The lady with the enormous white face and the stupendous bosom encased in bright pink wool leaned right over the counter, showing three teeth in a snarl.
‘Yer little devils, gwan out o’ this…. Yer know bloody well them’s dummies!’
Since the War, however, professional immorality has suffered a sad decline; and the Chinese card-games, which offer the gambler that delightful something for nothing so sternly denied the lover, have taken over practically all the old haunts. By day the empty shops are shuttered and dirty. Passing by in a wet blue dusk on my way to Starkie’s house, I observed that the doors of the empty shops rustled and rattled, that men slid in and out, mysterious as rats, that within, faint and warm light glittered from inner doors. The patrons of the gambling-schools leave li
ttle sentry groups on the pavement. These are part white—unshaven—and part Chinese—very discursive, in that clicking, unknown tongue. The white men look much the less attractive; but, on the other hand, there is such a derisive note in those rattling Chinese discourses. I always feel that they are mocking the gait of the passer-by, declaring in their own speech that she is bandy—or, alternatively, knock-kneed. Not that either is the regrettable truth.

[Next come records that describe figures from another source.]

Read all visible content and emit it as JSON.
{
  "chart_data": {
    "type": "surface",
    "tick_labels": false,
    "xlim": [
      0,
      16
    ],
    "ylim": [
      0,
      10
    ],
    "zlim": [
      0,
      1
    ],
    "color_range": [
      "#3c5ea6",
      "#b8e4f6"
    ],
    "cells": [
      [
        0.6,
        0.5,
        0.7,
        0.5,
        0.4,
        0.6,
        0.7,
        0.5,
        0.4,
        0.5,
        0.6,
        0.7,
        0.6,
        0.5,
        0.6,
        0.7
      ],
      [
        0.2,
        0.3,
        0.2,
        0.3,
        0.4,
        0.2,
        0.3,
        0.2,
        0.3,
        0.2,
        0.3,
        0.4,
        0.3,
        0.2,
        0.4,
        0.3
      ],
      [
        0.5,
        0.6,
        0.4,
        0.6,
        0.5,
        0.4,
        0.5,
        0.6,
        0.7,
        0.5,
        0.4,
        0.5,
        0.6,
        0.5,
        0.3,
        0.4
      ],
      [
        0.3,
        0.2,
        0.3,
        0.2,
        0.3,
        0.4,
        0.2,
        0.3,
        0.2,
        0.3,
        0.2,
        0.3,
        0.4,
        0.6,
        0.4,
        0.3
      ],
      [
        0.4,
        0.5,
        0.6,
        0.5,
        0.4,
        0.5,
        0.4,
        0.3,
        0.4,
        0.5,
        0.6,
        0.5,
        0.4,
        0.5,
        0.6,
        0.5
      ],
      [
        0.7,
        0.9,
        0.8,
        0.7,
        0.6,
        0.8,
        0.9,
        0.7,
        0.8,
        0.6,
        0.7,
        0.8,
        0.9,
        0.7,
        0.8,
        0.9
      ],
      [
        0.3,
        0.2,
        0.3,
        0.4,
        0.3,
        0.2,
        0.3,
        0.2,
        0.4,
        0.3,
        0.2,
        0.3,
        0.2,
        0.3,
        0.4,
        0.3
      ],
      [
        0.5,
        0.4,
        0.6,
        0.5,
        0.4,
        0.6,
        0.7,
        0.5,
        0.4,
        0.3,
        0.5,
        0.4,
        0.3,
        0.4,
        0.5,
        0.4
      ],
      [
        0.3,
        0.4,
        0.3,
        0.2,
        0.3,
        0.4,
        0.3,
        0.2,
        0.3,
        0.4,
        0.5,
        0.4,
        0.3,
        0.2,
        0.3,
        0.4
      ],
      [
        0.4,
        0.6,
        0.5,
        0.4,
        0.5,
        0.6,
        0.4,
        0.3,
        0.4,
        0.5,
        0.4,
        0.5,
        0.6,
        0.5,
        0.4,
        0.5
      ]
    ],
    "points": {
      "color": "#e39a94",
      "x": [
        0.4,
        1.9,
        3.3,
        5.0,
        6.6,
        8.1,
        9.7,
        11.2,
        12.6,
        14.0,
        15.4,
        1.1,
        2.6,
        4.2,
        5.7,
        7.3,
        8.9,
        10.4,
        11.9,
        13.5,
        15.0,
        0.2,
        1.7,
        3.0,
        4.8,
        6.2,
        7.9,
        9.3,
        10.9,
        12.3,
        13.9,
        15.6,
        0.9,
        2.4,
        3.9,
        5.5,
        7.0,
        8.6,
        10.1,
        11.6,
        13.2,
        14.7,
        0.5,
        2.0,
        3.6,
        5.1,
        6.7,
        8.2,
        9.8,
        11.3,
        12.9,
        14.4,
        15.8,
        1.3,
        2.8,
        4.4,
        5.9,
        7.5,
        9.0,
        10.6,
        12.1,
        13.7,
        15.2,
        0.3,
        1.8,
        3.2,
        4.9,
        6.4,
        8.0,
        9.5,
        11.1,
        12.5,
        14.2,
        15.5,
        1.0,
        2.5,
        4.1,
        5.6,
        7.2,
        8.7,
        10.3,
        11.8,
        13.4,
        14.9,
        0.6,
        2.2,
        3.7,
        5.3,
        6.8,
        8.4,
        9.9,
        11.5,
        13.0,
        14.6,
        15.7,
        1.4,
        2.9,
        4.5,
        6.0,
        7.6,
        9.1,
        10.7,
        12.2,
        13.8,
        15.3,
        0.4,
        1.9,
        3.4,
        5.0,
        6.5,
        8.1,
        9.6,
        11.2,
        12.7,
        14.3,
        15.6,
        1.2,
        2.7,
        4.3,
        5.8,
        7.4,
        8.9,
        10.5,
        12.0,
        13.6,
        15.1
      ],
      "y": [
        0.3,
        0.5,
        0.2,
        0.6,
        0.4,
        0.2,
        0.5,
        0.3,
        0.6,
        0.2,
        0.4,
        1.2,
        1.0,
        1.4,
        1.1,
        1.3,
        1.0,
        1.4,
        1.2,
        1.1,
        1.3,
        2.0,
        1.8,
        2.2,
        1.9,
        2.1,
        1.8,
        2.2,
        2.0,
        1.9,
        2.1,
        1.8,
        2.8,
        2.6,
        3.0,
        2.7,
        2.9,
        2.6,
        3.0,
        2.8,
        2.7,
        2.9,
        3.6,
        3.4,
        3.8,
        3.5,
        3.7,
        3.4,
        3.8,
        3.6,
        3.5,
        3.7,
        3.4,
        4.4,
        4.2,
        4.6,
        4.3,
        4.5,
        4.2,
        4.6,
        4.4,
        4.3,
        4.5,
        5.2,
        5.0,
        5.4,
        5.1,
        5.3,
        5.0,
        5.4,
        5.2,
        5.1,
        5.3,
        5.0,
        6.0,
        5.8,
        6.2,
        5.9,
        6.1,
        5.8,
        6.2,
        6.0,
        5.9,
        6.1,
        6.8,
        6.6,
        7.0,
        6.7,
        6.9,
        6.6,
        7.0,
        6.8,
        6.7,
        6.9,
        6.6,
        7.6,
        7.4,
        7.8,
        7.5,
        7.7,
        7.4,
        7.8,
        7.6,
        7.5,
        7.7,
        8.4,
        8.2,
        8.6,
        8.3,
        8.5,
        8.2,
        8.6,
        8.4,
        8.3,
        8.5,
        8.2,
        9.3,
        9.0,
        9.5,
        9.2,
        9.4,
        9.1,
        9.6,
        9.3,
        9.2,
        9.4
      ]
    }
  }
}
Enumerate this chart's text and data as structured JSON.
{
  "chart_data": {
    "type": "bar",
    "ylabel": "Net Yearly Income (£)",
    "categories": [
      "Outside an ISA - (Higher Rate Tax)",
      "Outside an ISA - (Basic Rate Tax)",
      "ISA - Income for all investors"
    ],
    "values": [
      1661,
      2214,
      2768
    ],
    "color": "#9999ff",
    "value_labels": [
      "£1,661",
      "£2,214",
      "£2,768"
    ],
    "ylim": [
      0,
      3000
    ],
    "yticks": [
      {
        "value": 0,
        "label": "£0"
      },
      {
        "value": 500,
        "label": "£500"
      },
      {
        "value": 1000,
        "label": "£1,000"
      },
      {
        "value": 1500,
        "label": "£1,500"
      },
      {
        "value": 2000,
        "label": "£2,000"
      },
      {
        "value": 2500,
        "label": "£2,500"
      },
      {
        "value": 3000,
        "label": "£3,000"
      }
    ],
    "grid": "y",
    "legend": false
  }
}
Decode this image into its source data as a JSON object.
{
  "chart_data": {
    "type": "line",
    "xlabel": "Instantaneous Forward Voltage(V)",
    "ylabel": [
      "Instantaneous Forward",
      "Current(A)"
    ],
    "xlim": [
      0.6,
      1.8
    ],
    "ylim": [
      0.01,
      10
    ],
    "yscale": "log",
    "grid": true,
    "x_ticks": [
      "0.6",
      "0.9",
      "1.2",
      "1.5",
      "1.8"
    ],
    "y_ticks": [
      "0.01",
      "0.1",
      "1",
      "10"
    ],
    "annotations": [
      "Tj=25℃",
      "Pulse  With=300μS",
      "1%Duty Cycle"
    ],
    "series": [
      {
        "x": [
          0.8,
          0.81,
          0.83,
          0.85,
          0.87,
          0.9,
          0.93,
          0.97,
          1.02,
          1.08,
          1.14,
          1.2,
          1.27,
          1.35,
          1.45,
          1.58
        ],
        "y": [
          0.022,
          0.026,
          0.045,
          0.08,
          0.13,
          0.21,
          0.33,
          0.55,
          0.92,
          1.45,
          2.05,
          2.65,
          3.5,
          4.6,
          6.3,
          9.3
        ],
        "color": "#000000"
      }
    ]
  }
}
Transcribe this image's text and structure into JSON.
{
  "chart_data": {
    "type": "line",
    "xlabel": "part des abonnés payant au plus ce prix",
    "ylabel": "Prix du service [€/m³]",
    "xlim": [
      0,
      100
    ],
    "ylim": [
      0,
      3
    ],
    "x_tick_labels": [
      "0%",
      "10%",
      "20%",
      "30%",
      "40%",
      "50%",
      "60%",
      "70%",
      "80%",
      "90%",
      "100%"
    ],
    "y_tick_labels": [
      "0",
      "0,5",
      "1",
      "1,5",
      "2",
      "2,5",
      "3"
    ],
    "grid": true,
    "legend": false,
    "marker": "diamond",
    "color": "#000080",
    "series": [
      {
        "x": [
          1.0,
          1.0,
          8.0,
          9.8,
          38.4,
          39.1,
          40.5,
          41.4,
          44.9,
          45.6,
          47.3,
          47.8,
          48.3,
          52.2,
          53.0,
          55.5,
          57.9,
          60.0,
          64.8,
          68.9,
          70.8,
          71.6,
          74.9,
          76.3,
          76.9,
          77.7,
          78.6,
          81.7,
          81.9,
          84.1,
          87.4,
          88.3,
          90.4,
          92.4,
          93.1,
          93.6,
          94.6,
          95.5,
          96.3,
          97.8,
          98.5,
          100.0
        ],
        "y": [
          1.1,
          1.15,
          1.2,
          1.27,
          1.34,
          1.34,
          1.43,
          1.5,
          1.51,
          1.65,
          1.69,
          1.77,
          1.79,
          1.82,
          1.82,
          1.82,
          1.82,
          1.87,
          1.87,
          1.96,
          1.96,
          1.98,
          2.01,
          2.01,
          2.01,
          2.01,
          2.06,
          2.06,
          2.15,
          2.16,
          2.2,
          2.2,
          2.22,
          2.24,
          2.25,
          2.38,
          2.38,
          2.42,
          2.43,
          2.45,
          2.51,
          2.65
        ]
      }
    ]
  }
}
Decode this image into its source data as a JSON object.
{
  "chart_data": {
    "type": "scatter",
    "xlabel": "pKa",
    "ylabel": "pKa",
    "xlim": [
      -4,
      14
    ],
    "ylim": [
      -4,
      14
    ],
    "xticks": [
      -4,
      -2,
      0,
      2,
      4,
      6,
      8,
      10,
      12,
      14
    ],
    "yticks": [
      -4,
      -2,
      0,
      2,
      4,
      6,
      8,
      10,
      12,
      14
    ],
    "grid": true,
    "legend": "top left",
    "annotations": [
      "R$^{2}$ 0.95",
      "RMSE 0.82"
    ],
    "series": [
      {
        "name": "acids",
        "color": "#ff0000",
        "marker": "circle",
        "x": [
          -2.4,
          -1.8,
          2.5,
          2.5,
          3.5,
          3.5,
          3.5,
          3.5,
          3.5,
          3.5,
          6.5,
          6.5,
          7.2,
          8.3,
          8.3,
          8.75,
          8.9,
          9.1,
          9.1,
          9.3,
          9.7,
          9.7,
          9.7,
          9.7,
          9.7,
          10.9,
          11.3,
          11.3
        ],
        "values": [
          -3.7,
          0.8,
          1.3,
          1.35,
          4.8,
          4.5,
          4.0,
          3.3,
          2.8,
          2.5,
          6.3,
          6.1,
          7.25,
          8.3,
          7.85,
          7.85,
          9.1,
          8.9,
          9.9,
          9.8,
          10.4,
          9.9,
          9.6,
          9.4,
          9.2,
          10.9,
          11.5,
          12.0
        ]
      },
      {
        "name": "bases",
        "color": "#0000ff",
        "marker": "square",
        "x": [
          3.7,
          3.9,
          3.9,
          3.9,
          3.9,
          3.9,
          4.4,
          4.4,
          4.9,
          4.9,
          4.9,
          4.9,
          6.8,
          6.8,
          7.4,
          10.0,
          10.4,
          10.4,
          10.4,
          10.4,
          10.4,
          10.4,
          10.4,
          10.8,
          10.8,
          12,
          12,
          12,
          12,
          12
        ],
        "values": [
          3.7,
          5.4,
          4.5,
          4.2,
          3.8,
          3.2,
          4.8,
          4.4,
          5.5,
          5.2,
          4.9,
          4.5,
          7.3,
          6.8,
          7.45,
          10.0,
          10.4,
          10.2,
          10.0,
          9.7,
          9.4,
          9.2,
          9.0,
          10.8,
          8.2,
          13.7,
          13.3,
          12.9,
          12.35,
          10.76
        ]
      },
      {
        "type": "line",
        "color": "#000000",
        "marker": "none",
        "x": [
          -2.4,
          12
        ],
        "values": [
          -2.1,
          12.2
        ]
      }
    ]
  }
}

A few of the shops live open to daylight and lamplight. One displays vile-looking rowelled spurs—God knows where they are used…. A Chinese one is as charming as an early book of Ronald Fraser’s with its queer, thick porcelain spoons, its ginger-jars, its tins of water-lily shoots. A little Chinese lady lives here, much prettier than the one with whom you used to be in love when you first sipped green tea from the frail cup with the flower-faces and the absurd, dignified robes. Pass by the ‘Carpenter’s Arms’, which is conveniently wide-windowed so that you can observe whether your husband happens to be one of the drowning flies in the one-and-sixpenny bottles of amber in the bar. Then come a few vacant sections, where mangy stray cats live out their mysterious lives of hunger, sorrow, and—as Mr Lionel Britton puts it—love. The residential area begins—little dingy houses squeezing and shouldering together, eaves touching, verandahs joining, board-fences broken down for firewood between the patches of scrubby garden where nothing ever grows.